First I was afraid- I was petrified
Kept thinking I could never live without you by my side
But I spent so many nights thinking how you did me wrong
I grew strong- I learned how to carry on
and so you're back
from outer space
I just walked in to find you here with that sad look upon your face
I should have changed my stupid lock
I should have made you leave your key
If I had known for just one second you'd be back to bother me
-Gloria Gaynor, I Will Survive
Yes it has been quite a while, what with the Thanksgiving holiday and all. I suspect some of you may feel like Gloria Gaynor right now, but the good news is we have worked through the last of the tryptophan and are ready go. We've got lots of fun stuff in works. Tanned, rested, and ready as Nixon would say.

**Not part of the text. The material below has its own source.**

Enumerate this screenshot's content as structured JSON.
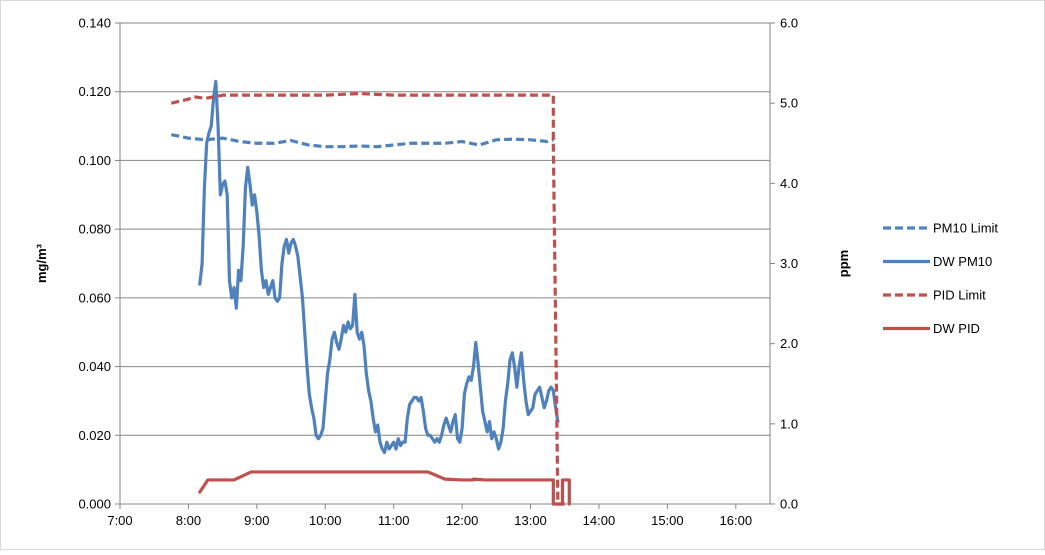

I thought I'd start us off with a bevy of wine notes taken during a killer Pichon-Lalande vertical dinner held here in New York. Sadly, the Pichon notes are destined to dock at another port, but hopefully some of the pre-dinner wines will satisfy your appetites until a certain site is ready to go.
We hope everyone had a great Thanksgiving here in the U.S. or a great Thursday through Sunday for the rest.
1999 Moet & Chandon Brut Champagne
A nice if generic bottle of bubbly. Standard Champagne flavors and aromas, if somewhat one dimensional, but very little froth and buzz in the mouth. Almost a bit flat, it should have been better- especially for such a good vintage overall. Pass on this one as there are a number of other Champagnes at this price point that would fit the bill better. (TS)
Balance & Structure: C
Current Grade: C
Peak Grade: C
1985 Dom Perignon Champagne
1985 was an excellent vintage in Champagne and I was looking forward to seeing how this wine fared. Sadly, my wine was accidentally pulled before I had time to finish it. Fortunately, I had milked my glass for most of the evening enjoying its rich almost chewy complexity. An aromatically intense Champagne, it had a nice froth and mouthfeel. Lemon curd, honeyed lemon and earth mingled with other flavors that became more evolved as the wine opened. This is an eminently “round” wine through out- full in every aspect with a long finish and no holes. Enjoy! (TS)
Balance & Structure: A+
Current Grade: A+
Peak Grade: A+
1997 Domaine Weinbach Gewurztraminer, Cuvée Théo, Clos des Capucins (Alsace)
A solid Gewurz that got caught up against a Sauternes that showed much better with the foie gras. The wine was very fragrant and aromatic, a hallmark of the Gewurztraminer grape- especially from such an ideal vintage. It was unfortunately a tad flat on the palate. Good mouth coverage and length made up for it a little, but perhaps we were tasting it just a bit too late in its life cycle. (TS)
Balance & Structure: B
Current Grade: B
Peak Grade: PP (Past Peak)
1970 Chateau Sigalas-Rabaud (Sauternes sweet wine)
Make no mistake- this is foie gras wine. Unbelievably rich and nutty it matched perfectly with the foie gras and all its accompaniments. Aromatically tight in the beginning it needs some time to open, so make sure you pop it early and don’t serve it too chilled. The 1970 harvest was ripe yet its grapes were lacking in acidity and unfortunately this wine holds true to the vintage. There is no real acid to match against the richness making the whole wine feel a bit dead in your mouth. An interesting flavor profile and full wine nonetheless. I would open this now and not wait any longer. (TS)
Balance & Structure: C
Current Grade: B+
Peak Grade: PP
A Quick Explanation on Wine Notes and Grades.
We realize that descriptors can be useful and we do use them but as a part of our wine writing philosophy, we try our best to de-emphasize the crazy wine speak that goes on in the industry. (Alder over at Vinography has an interesting piece I just commented on) Instead, we try to give the reader an idea of a wine’s style in relation to its vintage, region, varietal make-up, and producer.
Our grading system is a modified version of standard school grades (A+, A, B+, B and C – do you really care that a wine is a C+? we didn’t think so either).
We believe that a wine can be objectively defined by its intensity and complexity, as well as the most import component- its balance and structure. As such, we have separately scored these attributes in a “report card” along with our Current Grade (or how good the wine was when we tasted it) and our Peak Grade (or how good we believe the wine will be at its best). Trust us, it sounds more complicated than it is.
FYI, it's a work in progress so bear with us and since these are not red Bordeaux varietals, I may have given them short shrift compared to our non-blog notes, so beware. We hope you find the notes at least entertaining if not useful. Cheers!